En conclusion (provisoire) à ces quelques remarques, soulignons à quel point, face à l’advenue du nouveau, en la forme que prend l’Autre et son Royaume manifestés sur la terre des hommes, le lecteur, dans sa marche, est convié à recevoir la lecture en se déprenant de schémas qui viendraient en surcharger le sens, l’obturer, l’enfermer en une précompréhension établie. Il lui faut renoncer à “boucler” le sens et à le posséder. Renoncer aussi à “clicher” les hypothèses de lecture que le groupe aura émis, et cela par respect de l’altérité inépuisable du réel et de la parole qui se donne à entendre, à la faveur du texte lu.

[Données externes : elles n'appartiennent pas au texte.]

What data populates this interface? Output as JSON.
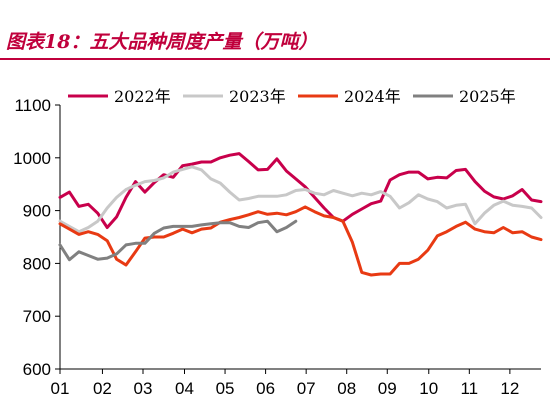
{
  "figure": {
    "title": "图表18：五大品种周度产量（万吨）"
  },
  "colors": {
    "title": "#c0003c",
    "axis": "#000000",
    "2022": "#c8004b",
    "2023": "#c8c8c8",
    "2024": "#e83a13",
    "2025": "#808080"
  },
  "chart_data": {
    "type": "line",
    "title": "",
    "xlabel": "",
    "ylabel": "",
    "x_axis": "week of year (1-52)",
    "xticks": [
      {
        "label": "01",
        "x": 1
      },
      {
        "label": "02",
        "x": 5.5
      },
      {
        "label": "03",
        "x": 9.8
      },
      {
        "label": "04",
        "x": 14.2
      },
      {
        "label": "05",
        "x": 18.5
      },
      {
        "label": "06",
        "x": 22.8
      },
      {
        "label": "07",
        "x": 27.1
      },
      {
        "label": "08",
        "x": 31.4
      },
      {
        "label": "09",
        "x": 35.7
      },
      {
        "label": "10",
        "x": 40.1
      },
      {
        "label": "11",
        "x": 44.4
      },
      {
        "label": "12",
        "x": 48.7
      }
    ],
    "yticks": [
      600,
      700,
      800,
      900,
      1000,
      1100
    ],
    "ylim": [
      600,
      1100
    ],
    "xlim": [
      1,
      52
    ],
    "grid": false,
    "legend": "top",
    "series": [
      {
        "name": "2022年",
        "color": "#c8004b",
        "points": [
          [
            1,
            925
          ],
          [
            2,
            935
          ],
          [
            3,
            908
          ],
          [
            4,
            912
          ],
          [
            5,
            895
          ],
          [
            6,
            868
          ],
          [
            7,
            888
          ],
          [
            8,
            925
          ],
          [
            9,
            955
          ],
          [
            10,
            935
          ],
          [
            11,
            953
          ],
          [
            12,
            968
          ],
          [
            13,
            963
          ],
          [
            14,
            985
          ],
          [
            15,
            988
          ],
          [
            16,
            992
          ],
          [
            17,
            992
          ],
          [
            18,
            1000
          ],
          [
            19,
            1005
          ],
          [
            20,
            1008
          ],
          [
            21,
            993
          ],
          [
            22,
            977
          ],
          [
            23,
            978
          ],
          [
            24,
            998
          ],
          [
            25,
            975
          ],
          [
            26,
            960
          ],
          [
            27,
            945
          ],
          [
            28,
            925
          ],
          [
            29,
            905
          ],
          [
            30,
            887
          ],
          [
            31,
            880
          ],
          [
            32,
            893
          ],
          [
            33,
            903
          ],
          [
            34,
            913
          ],
          [
            35,
            918
          ],
          [
            36,
            958
          ],
          [
            37,
            968
          ],
          [
            38,
            973
          ],
          [
            39,
            973
          ],
          [
            40,
            960
          ],
          [
            41,
            963
          ],
          [
            42,
            962
          ],
          [
            43,
            976
          ],
          [
            44,
            978
          ],
          [
            45,
            955
          ],
          [
            46,
            937
          ],
          [
            47,
            926
          ],
          [
            48,
            922
          ],
          [
            49,
            928
          ],
          [
            50,
            940
          ],
          [
            51,
            920
          ],
          [
            52,
            917
          ]
        ]
      },
      {
        "name": "2023年",
        "color": "#c8c8c8",
        "points": [
          [
            1,
            880
          ],
          [
            2,
            870
          ],
          [
            3,
            860
          ],
          [
            4,
            868
          ],
          [
            5,
            880
          ],
          [
            6,
            905
          ],
          [
            7,
            925
          ],
          [
            8,
            940
          ],
          [
            9,
            948
          ],
          [
            10,
            955
          ],
          [
            11,
            957
          ],
          [
            12,
            962
          ],
          [
            13,
            973
          ],
          [
            14,
            978
          ],
          [
            15,
            983
          ],
          [
            16,
            977
          ],
          [
            17,
            960
          ],
          [
            18,
            952
          ],
          [
            19,
            935
          ],
          [
            20,
            920
          ],
          [
            21,
            923
          ],
          [
            22,
            927
          ],
          [
            23,
            927
          ],
          [
            24,
            927
          ],
          [
            25,
            930
          ],
          [
            26,
            938
          ],
          [
            27,
            940
          ],
          [
            28,
            933
          ],
          [
            29,
            930
          ],
          [
            30,
            938
          ],
          [
            31,
            933
          ],
          [
            32,
            928
          ],
          [
            33,
            933
          ],
          [
            34,
            930
          ],
          [
            35,
            936
          ],
          [
            36,
            927
          ],
          [
            37,
            905
          ],
          [
            38,
            915
          ],
          [
            39,
            930
          ],
          [
            40,
            922
          ],
          [
            41,
            917
          ],
          [
            42,
            905
          ],
          [
            43,
            910
          ],
          [
            44,
            912
          ],
          [
            45,
            875
          ],
          [
            46,
            895
          ],
          [
            47,
            910
          ],
          [
            48,
            918
          ],
          [
            49,
            910
          ],
          [
            50,
            908
          ],
          [
            51,
            905
          ],
          [
            52,
            887
          ]
        ]
      },
      {
        "name": "2024年",
        "color": "#e83a13",
        "points": [
          [
            1,
            875
          ],
          [
            2,
            865
          ],
          [
            3,
            855
          ],
          [
            4,
            860
          ],
          [
            5,
            855
          ],
          [
            6,
            843
          ],
          [
            7,
            808
          ],
          [
            8,
            797
          ],
          [
            9,
            822
          ],
          [
            10,
            848
          ],
          [
            11,
            850
          ],
          [
            12,
            850
          ],
          [
            13,
            857
          ],
          [
            14,
            865
          ],
          [
            15,
            858
          ],
          [
            16,
            865
          ],
          [
            17,
            867
          ],
          [
            18,
            878
          ],
          [
            19,
            883
          ],
          [
            20,
            887
          ],
          [
            21,
            892
          ],
          [
            22,
            898
          ],
          [
            23,
            893
          ],
          [
            24,
            895
          ],
          [
            25,
            892
          ],
          [
            26,
            898
          ],
          [
            27,
            907
          ],
          [
            28,
            898
          ],
          [
            29,
            890
          ],
          [
            30,
            887
          ],
          [
            31,
            880
          ],
          [
            32,
            840
          ],
          [
            33,
            783
          ],
          [
            34,
            778
          ],
          [
            35,
            780
          ],
          [
            36,
            780
          ],
          [
            37,
            800
          ],
          [
            38,
            800
          ],
          [
            39,
            808
          ],
          [
            40,
            825
          ],
          [
            41,
            852
          ],
          [
            42,
            860
          ],
          [
            43,
            870
          ],
          [
            44,
            878
          ],
          [
            45,
            865
          ],
          [
            46,
            860
          ],
          [
            47,
            858
          ],
          [
            48,
            868
          ],
          [
            49,
            858
          ],
          [
            50,
            860
          ],
          [
            51,
            850
          ],
          [
            52,
            845
          ]
        ]
      },
      {
        "name": "2025年",
        "color": "#808080",
        "points": [
          [
            1,
            835
          ],
          [
            2,
            807
          ],
          [
            3,
            822
          ],
          [
            4,
            815
          ],
          [
            5,
            808
          ],
          [
            6,
            810
          ],
          [
            7,
            818
          ],
          [
            8,
            835
          ],
          [
            9,
            838
          ],
          [
            10,
            838
          ],
          [
            11,
            857
          ],
          [
            12,
            867
          ],
          [
            13,
            870
          ],
          [
            14,
            870
          ],
          [
            15,
            870
          ],
          [
            16,
            873
          ],
          [
            17,
            875
          ],
          [
            18,
            877
          ],
          [
            19,
            877
          ],
          [
            20,
            870
          ],
          [
            21,
            868
          ],
          [
            22,
            877
          ],
          [
            23,
            880
          ],
          [
            24,
            860
          ],
          [
            25,
            868
          ],
          [
            26,
            880
          ]
        ]
      }
    ]
  }
}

Lire prend sens alors, en ce “débrayage” d’écoute, quand le lecteur a renoncé à toute volonté de puissance et de domination du sens. S’il convole alors en de justes noces de vie et d’alliance, il ne se prend pas, lui, ni sa lecture, comme mesure ou moyen du salut. Son avènement croise l’homme recréé à neuf par la parole, celle-là même qui le crée, en l’instant, au fil des jours. Vaste programme, que Jésus lui-même énonce au début de l’évangile selon Marc : “Le temps est accompli, et le royaume de Dieu est tout proche : convertissez-vous et croyez en l’évangile” (Mc 1, 15). Le sujet de la parole est un sujet du croire. Sa démarche de foi, en Église, construit avec d’autres la communauté des disciples du Verbe incarné. La lecture de la Bible, en Église, réalise pour chacun ce que l’auteur du troisième évangile promet à Théophile, son lecteur, au moment de s’adresser à lui : “… j’ai décidé moi aussi d’écrire pour toi…, pour que tu puisses reconnaître la solidité des paroles qui ont trouvé écho en toi” (Lc 1,4).

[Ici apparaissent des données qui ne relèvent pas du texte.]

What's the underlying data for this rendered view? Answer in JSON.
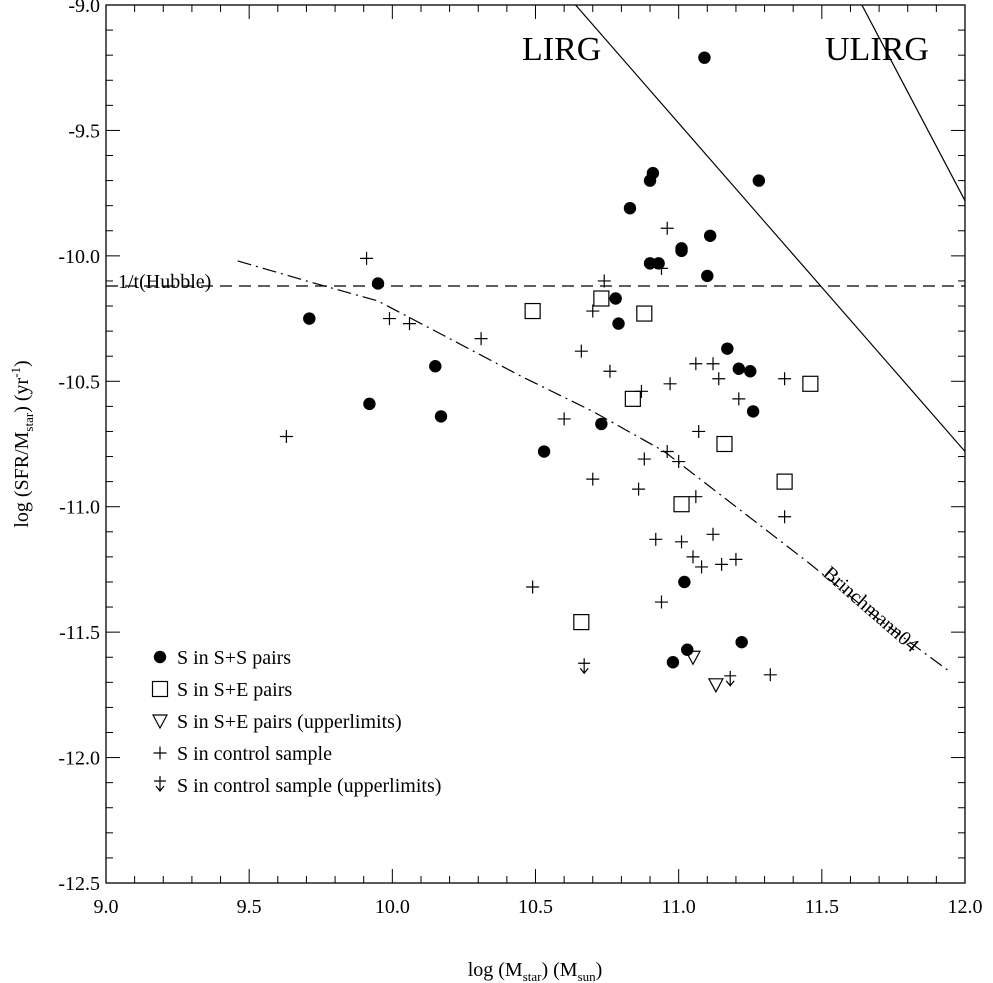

Lire, si c’est bien ainsi que nous l’envisageons, consiste à se disposer à ce qu’advienne cette reconnaissance, par le détour du texte et le travail de lecture. Reconnaissance des paroles qui déjà nous ont enseignés, catéchisés et bâtis en chrétiens. Reconnaissance de l’expérience spirituelle qui nous a mis en route, sur les pas du Ressuscité de Pâques. Reconnaissance qui demande patience, désappropriation de multiples certitudes et savoirs, offrande à la parole qui s’annonce, toujours nouvelle. Cette parole qui, selon la promesse biblique, ne descend pas sur la terre pour remonter au ciel sans avoir fécondé son sol, y ayant produit ses effets : “De même en effet que la pluie et la neige descendent du ciel et n’y retournent pas sans avoir abreuvé la terre, sans l’avoir fécondée et fait germer, pour qu’elle donne la semence au semeur et la pain à celui qui mange, ainsi en est-il de la parole qui sort de ma bouche : elle ne retourne pas vers moi sans effet, sans avoir exécuté ce que je voulais et fait réussir ce pour quoi je l’avais envoyée” (Is 55, 10-11).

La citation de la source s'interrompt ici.